The year 1958 saw two Westerns with similar stories: William Wyler’s big-budget, color The Big Country and the low-budget, black-and-white Terror in a Texas Town. In both, a sailor travels to the Old West and confronts his manhood. Beyond that, the two films couldn’t be more different.

In Terror in a Texas Town, Sterling Hayden plays a Swedish whale harpooner who comes to live on his father’s farm in Texas. A greedy land-grabber, well-played by Sebastian Cabot, is buying up all the land because he’s discovered oil. A gunslinger hired by Cabot murders Hayden’s father, and Hayden sets out to avenge the death—with a harpoon. (The pitch is: Harpooner vs. gunslinger. All right, I’m listening.)

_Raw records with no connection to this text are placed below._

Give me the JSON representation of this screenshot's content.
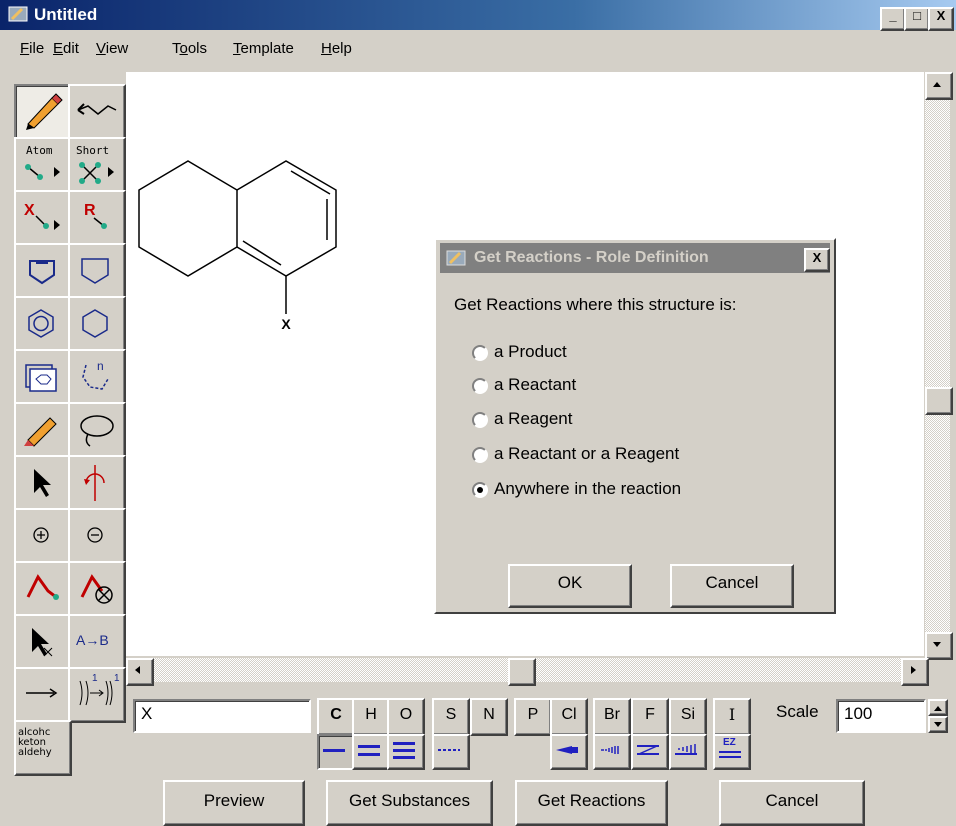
{
  "window": {
    "title": "Untitled",
    "controls": [
      "_",
      "□",
      "X"
    ]
  },
  "menu": [
    {
      "label": "File",
      "mnemonic": "F",
      "rest": "ile"
    },
    {
      "label": "Edit",
      "mnemonic": "E",
      "rest": "dit"
    },
    {
      "label": "View",
      "mnemonic": "V",
      "rest": "iew"
    },
    {
      "label": "Tools",
      "mnemonic": "o",
      "pre": "T",
      "rest": "ols"
    },
    {
      "label": "Template",
      "mnemonic": "T",
      "rest": "emplate"
    },
    {
      "label": "Help",
      "mnemonic": "H",
      "rest": "elp"
    }
  ],
  "palette": {
    "atom_label": "Atom",
    "short_label": "Short",
    "x_label": "X",
    "r_label": "R",
    "n_label": "n",
    "ab_label": "A→B",
    "map_label": "1",
    "abbrev_lines": [
      "alcohc",
      "keton",
      "aldehy"
    ]
  },
  "structure": {
    "substituent_label": "X"
  },
  "dialog": {
    "title": "Get Reactions - Role Definition",
    "close": "X",
    "prompt": "Get Reactions where this structure is:",
    "options": [
      {
        "label": "a Product",
        "selected": false
      },
      {
        "label": "a Reactant",
        "selected": false
      },
      {
        "label": "a Reagent",
        "selected": false
      },
      {
        "label": "a Reactant or a Reagent",
        "selected": false
      },
      {
        "label": "Anywhere in the reaction",
        "selected": true
      }
    ],
    "ok": "OK",
    "cancel": "Cancel"
  },
  "toolbar": {
    "text_input_value": "X",
    "elements": [
      "C",
      "H",
      "O",
      "S",
      "N",
      "P",
      "Cl",
      "Br",
      "F",
      "Si",
      "I"
    ],
    "scale_label": "Scale",
    "scale_value": "100",
    "bond_accent": "#2020c0",
    "stereo_labels": [
      "EZ"
    ]
  },
  "buttons": {
    "preview": "Preview",
    "get_substances": "Get Substances",
    "get_reactions": "Get Reactions",
    "cancel": "Cancel"
  }
}
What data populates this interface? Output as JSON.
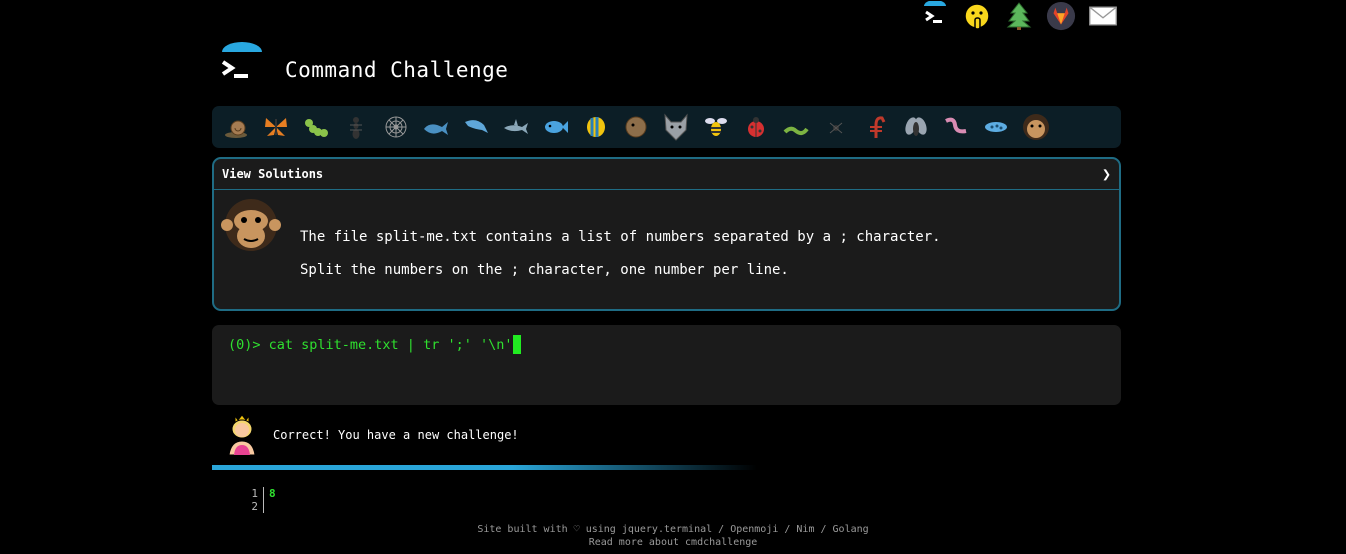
{
  "header": {
    "title": "Command Challenge"
  },
  "top_icons": [
    "cmd-logo-icon",
    "shushing-face-icon",
    "tree-icon",
    "gitlab-icon",
    "envelope-icon"
  ],
  "emoji_bar": {
    "icons": [
      "snail-icon",
      "butterfly-icon",
      "caterpillar-icon",
      "ant-icon",
      "spider-web-icon",
      "whale-icon",
      "dolphin-icon",
      "shark-icon",
      "fish-icon",
      "tropical-fish-icon",
      "pufferfish-icon",
      "wolf-icon",
      "bee-icon",
      "ladybug-icon",
      "worm-icon",
      "spider-icon",
      "scorpion-icon",
      "fly-icon",
      "earthworm-icon",
      "microbe-icon",
      "chimpanzee-icon"
    ]
  },
  "challenge": {
    "view_solutions": "View Solutions",
    "chevron": "❯",
    "line1": "The file split-me.txt contains a list of numbers separated by a ; character.",
    "line2": "Split the numbers on the ; character, one number per line."
  },
  "terminal": {
    "prompt": "(0)> ",
    "command": "cat split-me.txt | tr ';' '\\n'"
  },
  "result": {
    "message": "Correct! You have a new challenge!",
    "progress": 0.6
  },
  "output": {
    "lines": [
      {
        "num": "1",
        "text": "8"
      },
      {
        "num": "2",
        "text": ""
      }
    ]
  },
  "footer": {
    "line1": "Site built with ♡ using jquery.terminal / Openmoji / Nim / Golang",
    "line2": "Read more about cmdchallenge"
  },
  "colors": {
    "accent": "#2aa6d9",
    "terminal_green": "#2fe02f",
    "border": "#1f6c84"
  }
}
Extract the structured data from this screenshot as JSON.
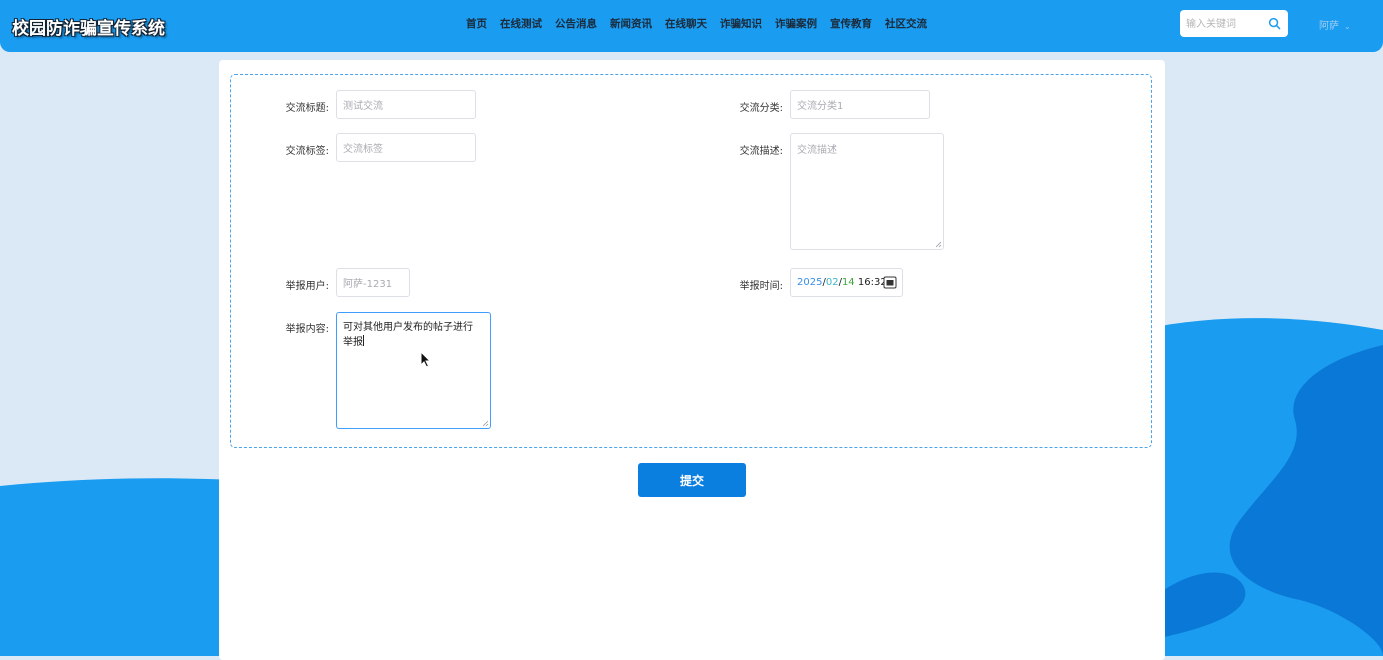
{
  "header": {
    "logo": "校园防诈骗宣传系统",
    "nav": [
      "首页",
      "在线测试",
      "公告消息",
      "新闻资讯",
      "在线聊天",
      "诈骗知识",
      "诈骗案例",
      "宣传教育",
      "社区交流"
    ],
    "search_placeholder": "输入关键词",
    "user": "阿萨"
  },
  "form": {
    "title_label": "交流标题:",
    "title_value": "测试交流",
    "category_label": "交流分类:",
    "category_value": "交流分类1",
    "tags_label": "交流标签:",
    "tags_placeholder": "交流标签",
    "desc_label": "交流描述:",
    "desc_placeholder": "交流描述",
    "report_user_label": "举报用户:",
    "report_user_value": "阿萨-1231",
    "report_time_label": "举报时间:",
    "report_time": {
      "year": "2025",
      "month": "02",
      "day": "14",
      "time": "16:32"
    },
    "report_content_label": "举报内容:",
    "report_content_line1": "可对其他用户发布的帖子进行",
    "report_content_line2": "举报",
    "submit_label": "提交"
  },
  "colors": {
    "header_bg": "#1a9cf0",
    "accent": "#0b7fe0",
    "page_bg": "#dbe9f7"
  }
}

Hayden, who was brilliant in The Asphalt Jungle and Dr. Strangelove, is saddled with the unfortunate burden of having to speak with a Swedish accent. (The sheriff says, “I’ll find your father’s killer.” Hayden replies, “That’s your yob.”) The poor guy is also stuck with a bowler hat, a short tie and floodwater pants, yet he still manages to come off with dignity and intensity. That goes to show you that Hayden was a good actor even in thankless parts.

Can a harpooner honestly duel with a gunslinger?

Director Joseph Lewis actually pulls it off. Lewis has an economical visual style, often covering, in a single shot, entire scenes that keep moving and reframing themselves (a tactic I have personally used on a number of occasions).

I find it interesting that this film was shot by cinematographer Ray Rennahan, an Oscar winner for Gone With the Wind and Blood and Sand, both of which are gorgeous Technicolor movies. He shot the first full-Technicolor feature, Becky Sharp, in 1935. Yet take away his beloved Technicolor, and he’s a perfectly okay shooter, nothing more.

Terror in a Texas Town starts with a showdown between a harpooner and a gunslinger, brings you to the moment of violence, flashes back to give the backstory and comes back around to finish the duel. You know what? It’s actually worth the wait.